Hospitals say they’ll lose money on the deal because many procedures are appropriate for short inpatient care and now will be reimbursed only under Medicare’s lower outpatient rates.

CMS officials say hospitals actually stand to benefit financially because the two-midnight rule also says hospital visits that cross two midnights will be presumed legitimate if they include adequate physician notes. That should allow hospitals to get full inpatient rates on cases that would have been outpatient in the past, creating an estimated $220 million in new Medicare expenses nationwide, the agency estimated.

The CMS devised the policy in response to complaints that Medicare patients were being exposed to prolonged periods of outpatient observation care in the hospital—which exposes them to 20% co-payments and denies them eligibility for Medicare-covered rehab care upon release.

The change is intended to cut down on long observation care and clarify the murky rules about when a Medicare patient should be admitted. Despite the unclear rules, admission decisions are some of the most heavily audited aspects of Medicare hospital bills.

But the new policy has created headaches of its own. The American Medical Association “strongly opposes” the policy because it could increase the amount of documentation that physicians will have to file while subjecting some patients to larger financial burdens. “We recognize that these issues are causing tremendous difficulties for physicians and patients, and we will continue to work with stakeholders to pursue workable solutions during the additional time afforded by the delay issued by CMS,” AMA President Dr. Ardis Dee Hoven said in a statement.

The two-midnight policy technically went into effect Oct. 1, but the CMS has delayed key enforcement provisions, most recently last week.
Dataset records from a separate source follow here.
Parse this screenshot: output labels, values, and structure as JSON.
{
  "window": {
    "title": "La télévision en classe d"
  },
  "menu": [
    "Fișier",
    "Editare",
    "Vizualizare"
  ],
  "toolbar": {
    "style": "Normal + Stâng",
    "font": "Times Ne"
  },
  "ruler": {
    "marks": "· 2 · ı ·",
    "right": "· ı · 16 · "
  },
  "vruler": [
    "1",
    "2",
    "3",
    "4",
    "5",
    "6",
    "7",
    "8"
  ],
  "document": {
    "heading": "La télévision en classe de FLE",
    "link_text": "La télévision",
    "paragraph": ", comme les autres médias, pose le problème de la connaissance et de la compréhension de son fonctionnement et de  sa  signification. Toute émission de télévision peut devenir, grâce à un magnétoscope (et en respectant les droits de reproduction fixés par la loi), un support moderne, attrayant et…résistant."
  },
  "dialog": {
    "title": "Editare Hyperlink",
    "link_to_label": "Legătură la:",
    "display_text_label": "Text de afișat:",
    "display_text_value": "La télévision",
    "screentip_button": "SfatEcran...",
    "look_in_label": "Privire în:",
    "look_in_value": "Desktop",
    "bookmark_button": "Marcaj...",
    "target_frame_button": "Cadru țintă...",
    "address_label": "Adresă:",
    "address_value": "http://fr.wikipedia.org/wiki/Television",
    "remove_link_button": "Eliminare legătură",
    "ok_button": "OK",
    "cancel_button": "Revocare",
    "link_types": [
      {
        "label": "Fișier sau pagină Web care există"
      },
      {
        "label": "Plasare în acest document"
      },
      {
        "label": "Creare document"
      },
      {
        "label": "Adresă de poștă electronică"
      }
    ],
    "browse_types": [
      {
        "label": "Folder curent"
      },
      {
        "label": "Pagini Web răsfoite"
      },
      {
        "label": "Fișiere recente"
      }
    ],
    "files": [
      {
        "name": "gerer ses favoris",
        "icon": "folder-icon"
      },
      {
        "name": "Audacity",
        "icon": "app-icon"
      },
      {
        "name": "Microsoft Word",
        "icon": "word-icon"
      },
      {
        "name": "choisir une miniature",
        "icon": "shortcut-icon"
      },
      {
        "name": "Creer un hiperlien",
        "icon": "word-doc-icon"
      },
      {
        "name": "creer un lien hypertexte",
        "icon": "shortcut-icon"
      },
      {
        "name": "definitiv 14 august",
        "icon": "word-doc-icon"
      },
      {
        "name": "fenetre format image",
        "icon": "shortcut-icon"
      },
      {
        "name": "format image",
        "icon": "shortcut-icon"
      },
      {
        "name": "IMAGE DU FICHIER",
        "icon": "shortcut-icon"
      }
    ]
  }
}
The agency said Friday that recovery-audit companies won’t be able to open investigations under the new rules until after Sept. 30.

“We are pleased that CMS has extended its enforcement moratorium on the two-midnight policy for an additional six months, as the AHA has urged,” a statement from the American Hospital Association said. “This action clearly recognizes that there are still many unanswered questions about the policy.”

While proposed legislation to change the rule has been in the works, several AHA members last month laid the groundwork for litigation against the two-midnight rule.

The rule has drawn additional criticism because of its direct financial impact. Because the CMS estimated that the policy would convert more observation care into expensive inpatient care, the agency reduced standard payment rates to hospitals by 0.2% to make up the difference.